Varios meses antes de la pandemia, Pablo Zárate se acaba de bajar del colectivo. Aunque durmió de a ratos, está agotado y quiere volver a su casa, pero todavía no le pagaron. Estuvo de gira el fin de semana. Viajó a Catamarca y La Rioja, como tantas otras veces. En la capital riojana fueron dos noches consecutivas en un gigantesco boliche en el que entran más de 10.000 personas, pero a él le da lo mismo. Mientras espera su pago, Zárate mastica la bronca con el ceño fruncido y los ojos rojos del cansancio.

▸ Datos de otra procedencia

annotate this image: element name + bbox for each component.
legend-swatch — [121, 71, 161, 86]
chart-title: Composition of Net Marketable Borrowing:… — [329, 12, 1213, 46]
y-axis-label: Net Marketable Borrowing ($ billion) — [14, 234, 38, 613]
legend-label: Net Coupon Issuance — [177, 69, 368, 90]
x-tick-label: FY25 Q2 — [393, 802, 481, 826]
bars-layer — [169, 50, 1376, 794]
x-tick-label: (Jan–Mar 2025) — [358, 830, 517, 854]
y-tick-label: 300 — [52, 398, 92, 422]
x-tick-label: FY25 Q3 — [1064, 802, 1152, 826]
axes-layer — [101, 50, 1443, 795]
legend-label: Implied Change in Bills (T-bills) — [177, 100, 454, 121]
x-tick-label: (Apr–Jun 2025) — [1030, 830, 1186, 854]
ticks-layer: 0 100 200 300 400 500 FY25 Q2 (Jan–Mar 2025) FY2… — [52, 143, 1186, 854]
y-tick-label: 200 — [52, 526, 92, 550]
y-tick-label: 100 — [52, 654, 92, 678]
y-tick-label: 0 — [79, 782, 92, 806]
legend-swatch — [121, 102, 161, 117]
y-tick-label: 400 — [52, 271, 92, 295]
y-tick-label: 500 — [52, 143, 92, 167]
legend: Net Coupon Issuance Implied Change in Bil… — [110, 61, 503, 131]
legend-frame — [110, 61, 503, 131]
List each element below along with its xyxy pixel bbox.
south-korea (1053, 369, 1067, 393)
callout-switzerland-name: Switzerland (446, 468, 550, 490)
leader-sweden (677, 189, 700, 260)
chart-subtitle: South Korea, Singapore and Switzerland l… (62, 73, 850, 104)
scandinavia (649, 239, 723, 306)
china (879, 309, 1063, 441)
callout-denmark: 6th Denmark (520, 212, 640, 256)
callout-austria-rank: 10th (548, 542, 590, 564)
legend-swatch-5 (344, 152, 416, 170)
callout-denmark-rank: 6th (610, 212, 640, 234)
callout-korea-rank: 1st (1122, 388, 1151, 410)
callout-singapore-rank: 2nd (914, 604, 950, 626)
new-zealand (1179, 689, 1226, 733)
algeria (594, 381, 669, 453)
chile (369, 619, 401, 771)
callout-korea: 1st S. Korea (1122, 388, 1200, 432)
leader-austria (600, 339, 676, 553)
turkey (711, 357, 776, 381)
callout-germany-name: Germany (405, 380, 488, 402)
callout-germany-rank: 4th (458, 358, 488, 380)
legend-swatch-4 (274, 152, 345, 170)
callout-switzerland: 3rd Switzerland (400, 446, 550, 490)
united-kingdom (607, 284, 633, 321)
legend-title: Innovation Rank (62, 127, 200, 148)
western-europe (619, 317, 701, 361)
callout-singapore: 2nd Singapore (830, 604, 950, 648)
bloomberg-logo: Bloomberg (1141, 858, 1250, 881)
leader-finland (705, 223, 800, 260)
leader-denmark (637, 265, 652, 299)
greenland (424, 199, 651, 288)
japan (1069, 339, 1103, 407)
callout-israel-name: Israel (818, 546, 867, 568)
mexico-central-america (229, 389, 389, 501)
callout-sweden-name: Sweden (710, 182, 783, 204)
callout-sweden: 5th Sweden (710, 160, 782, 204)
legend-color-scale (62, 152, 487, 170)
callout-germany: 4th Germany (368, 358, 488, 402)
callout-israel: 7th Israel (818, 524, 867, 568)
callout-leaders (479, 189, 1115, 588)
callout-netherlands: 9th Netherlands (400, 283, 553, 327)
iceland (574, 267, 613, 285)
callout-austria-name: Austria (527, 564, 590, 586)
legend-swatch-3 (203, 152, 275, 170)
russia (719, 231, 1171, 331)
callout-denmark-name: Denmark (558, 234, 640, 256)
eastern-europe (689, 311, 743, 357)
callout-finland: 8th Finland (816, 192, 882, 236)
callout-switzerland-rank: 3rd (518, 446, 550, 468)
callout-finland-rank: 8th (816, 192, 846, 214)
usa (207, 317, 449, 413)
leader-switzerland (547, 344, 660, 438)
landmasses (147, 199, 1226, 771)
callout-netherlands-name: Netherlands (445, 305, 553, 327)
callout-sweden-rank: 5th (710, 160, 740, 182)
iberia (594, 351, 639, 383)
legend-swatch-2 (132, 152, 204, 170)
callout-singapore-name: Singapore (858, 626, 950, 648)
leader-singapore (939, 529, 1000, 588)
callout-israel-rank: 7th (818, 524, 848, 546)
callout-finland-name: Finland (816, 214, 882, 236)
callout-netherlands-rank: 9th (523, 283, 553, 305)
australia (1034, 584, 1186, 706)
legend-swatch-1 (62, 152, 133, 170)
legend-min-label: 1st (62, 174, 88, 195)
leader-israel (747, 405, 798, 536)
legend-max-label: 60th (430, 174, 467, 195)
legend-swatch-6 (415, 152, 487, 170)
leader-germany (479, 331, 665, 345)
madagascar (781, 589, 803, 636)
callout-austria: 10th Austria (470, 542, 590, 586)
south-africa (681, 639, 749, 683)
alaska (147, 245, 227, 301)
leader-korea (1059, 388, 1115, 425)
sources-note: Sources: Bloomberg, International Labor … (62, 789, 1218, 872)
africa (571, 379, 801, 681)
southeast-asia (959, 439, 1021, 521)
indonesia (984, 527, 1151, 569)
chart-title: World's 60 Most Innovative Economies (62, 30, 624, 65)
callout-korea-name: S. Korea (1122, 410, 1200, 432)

Horas antes, él mismo vio cómo parte del equipo que trabaja con la banda subió al ómnibus tres bolsas de consorcio negras y de las grandes, hasta el tope. Aunque no sabe a ciencia cierta qué había adentro, puede imaginárselo. Ahí, entre los instrumentos y los cuerpos estampados contra las butacas, también viajó la recaudación del baile. De esa plata, los músicos verán apenas una mínima parte, siempre fija, sin muchas posibilidades de ajuste. Mientras corren los kilómetros, Zárate le da vueltas a la misma idea una y otra vez. ¿Qué pasaría si él y sus colegas se unieran en un mismo reclamo? ¿Acaso podrían seguir los bailes sin ellos? “Si paráramos todos, se les viene la noche a muchos”, piensa. Se imagina a los cantantes preocupados por conseguir las pistas de los temas y por sumar a un tecladista que les haga el aguante. “No va a ser lo mismo, no van a tener músicos sobre el escenario”, se convence. La conclusión que repite una y otra vez en su cabeza es una sola: “Hay que empezar a destapar la olla y mandarlos al frente”.
Este artículo fue publicado en la edición de septiembre de 2021 de Rolling Stone Argentina.